In recent years also, more attention has been focused on the role of mitochondria in both therapy and therapy resistance of SCC. For example, proto-oncogene 1 (ROS1) is localized in SCC mitochondria, regulates mitochondrial phenotype and bioenergetics, and enhances the invasiveness of SCC [23]. Treatment of SCC via cisplatin increases mitochondrial fission 1 (FIS1) protein level, and such protein involved in mitochondrial fragmentation was used as a new target for improving the sensitivity of chemotherapy [24]. Interestingly, in mitochondria from SCC circular RNA – pumilio RNA binding family member 1 (PUM1) was found, which can inhibit pyroptosis (an inflammatory form of programmed cell death) and it is a novel target for therapeutic approaches in SCC [25].

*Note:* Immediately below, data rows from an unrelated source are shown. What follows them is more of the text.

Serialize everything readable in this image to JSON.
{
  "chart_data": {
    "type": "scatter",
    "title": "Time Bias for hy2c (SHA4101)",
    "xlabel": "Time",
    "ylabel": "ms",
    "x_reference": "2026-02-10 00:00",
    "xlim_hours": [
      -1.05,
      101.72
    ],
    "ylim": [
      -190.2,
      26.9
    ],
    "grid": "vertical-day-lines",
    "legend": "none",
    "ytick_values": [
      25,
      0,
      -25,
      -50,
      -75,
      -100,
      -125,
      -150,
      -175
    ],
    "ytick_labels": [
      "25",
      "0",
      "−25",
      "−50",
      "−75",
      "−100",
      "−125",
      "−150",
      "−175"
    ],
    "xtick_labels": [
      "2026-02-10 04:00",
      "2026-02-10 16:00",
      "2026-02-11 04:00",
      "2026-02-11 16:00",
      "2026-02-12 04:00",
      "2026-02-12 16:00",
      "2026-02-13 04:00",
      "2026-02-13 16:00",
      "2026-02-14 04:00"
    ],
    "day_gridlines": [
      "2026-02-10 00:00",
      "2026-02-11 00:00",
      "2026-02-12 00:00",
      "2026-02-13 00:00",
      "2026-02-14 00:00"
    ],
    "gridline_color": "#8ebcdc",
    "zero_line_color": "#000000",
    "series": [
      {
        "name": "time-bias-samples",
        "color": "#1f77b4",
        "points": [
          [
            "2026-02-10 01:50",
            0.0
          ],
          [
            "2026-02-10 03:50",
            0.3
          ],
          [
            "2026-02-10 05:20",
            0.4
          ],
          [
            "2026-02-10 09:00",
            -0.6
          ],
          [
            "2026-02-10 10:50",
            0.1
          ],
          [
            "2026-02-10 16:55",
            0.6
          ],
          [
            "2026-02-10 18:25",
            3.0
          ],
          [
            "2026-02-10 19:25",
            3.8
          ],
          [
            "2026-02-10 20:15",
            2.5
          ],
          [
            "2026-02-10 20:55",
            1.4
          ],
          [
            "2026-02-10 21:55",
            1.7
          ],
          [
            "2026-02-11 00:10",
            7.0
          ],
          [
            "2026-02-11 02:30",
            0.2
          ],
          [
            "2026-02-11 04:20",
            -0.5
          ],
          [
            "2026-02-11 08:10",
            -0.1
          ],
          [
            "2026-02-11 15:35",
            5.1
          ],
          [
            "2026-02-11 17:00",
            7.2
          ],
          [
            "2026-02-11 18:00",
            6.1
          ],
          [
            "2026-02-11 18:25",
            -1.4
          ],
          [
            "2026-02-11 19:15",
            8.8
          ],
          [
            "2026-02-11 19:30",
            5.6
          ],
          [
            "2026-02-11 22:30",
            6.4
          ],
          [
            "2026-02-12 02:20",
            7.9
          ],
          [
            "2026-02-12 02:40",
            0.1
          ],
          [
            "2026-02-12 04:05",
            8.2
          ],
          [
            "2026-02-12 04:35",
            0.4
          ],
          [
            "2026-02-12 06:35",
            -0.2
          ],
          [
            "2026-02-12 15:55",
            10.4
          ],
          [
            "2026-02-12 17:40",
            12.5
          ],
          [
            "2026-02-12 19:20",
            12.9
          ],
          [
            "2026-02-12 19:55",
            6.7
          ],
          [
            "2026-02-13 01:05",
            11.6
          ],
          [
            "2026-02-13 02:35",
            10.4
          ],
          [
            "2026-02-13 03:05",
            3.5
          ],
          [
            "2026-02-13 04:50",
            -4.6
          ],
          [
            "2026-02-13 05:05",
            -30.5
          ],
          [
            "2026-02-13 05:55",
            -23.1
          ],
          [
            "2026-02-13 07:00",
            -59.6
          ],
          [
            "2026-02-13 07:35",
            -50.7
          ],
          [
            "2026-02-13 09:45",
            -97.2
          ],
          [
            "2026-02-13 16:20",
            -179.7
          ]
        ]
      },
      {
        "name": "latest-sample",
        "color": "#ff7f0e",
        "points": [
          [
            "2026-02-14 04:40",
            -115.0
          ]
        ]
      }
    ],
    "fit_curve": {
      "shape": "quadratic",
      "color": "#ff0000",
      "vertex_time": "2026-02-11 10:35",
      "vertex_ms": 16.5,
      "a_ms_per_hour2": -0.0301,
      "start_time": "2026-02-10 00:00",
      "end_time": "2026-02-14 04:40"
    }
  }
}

There is a strong link between vitamin D and mitochondria. First of all, in the inner mitochondrial membrane, there are heme-containing enzymes involved in the metabolism of vitamin D3 belonging to the cytochrome P450 family, including CYP27A1, CYP27B1, CYP24A1, and CYP11A1. Furthermore, steroid receptors, including VDR, besides their classic localizations: in the nucleus and cytoplasm, were also found in the mitochondria of human platelets [26], megakaryocytes [27], keratinocytes [28], and fibroblasts [29]. Interestingly, mitochondrial localization of VDR seems to be a common feature of proliferating cancer cell lines, rather than the fully differentiated counterparts [30], and such distribution seems to be ligand-independent. VDR has no obvious N-terminal mitochondrial import sequence thus, it was suggested that the receptor is not transported through translocase of the outer and inner mitochondrial membrane (TOM/TIM translocase), but rather through permeability transition pore (PTP) dependent pathway [28]. The potential role of mitochondrial localization of VDR is still under debate. Further, in silico analysis points to other 1,25(OH)2D3 genomic effects via interaction with VDR receptor presented in the displacement loop (D-loop) of the mitochondrial genome [31,32]. Interestingly, our recent study on purified mitochondria, derived from human astrocytoma cells (U-87 MG), has shown, that 1,25(OH)2D3 directly modulates the conductivity of the mitochondrial large-conductance calcium-regulated channel, providing a new interesting field to explore [33].

In this work, the effect of the active form of 1,25(OH)2D3 and the role of the VDR/RXRA receptor complex on the morphology and bioenergetics of mitochondria in squamous cell carcinoma (cell line A431) in comparison to immortalized HaCaT keratinocytes was investigated for the first time.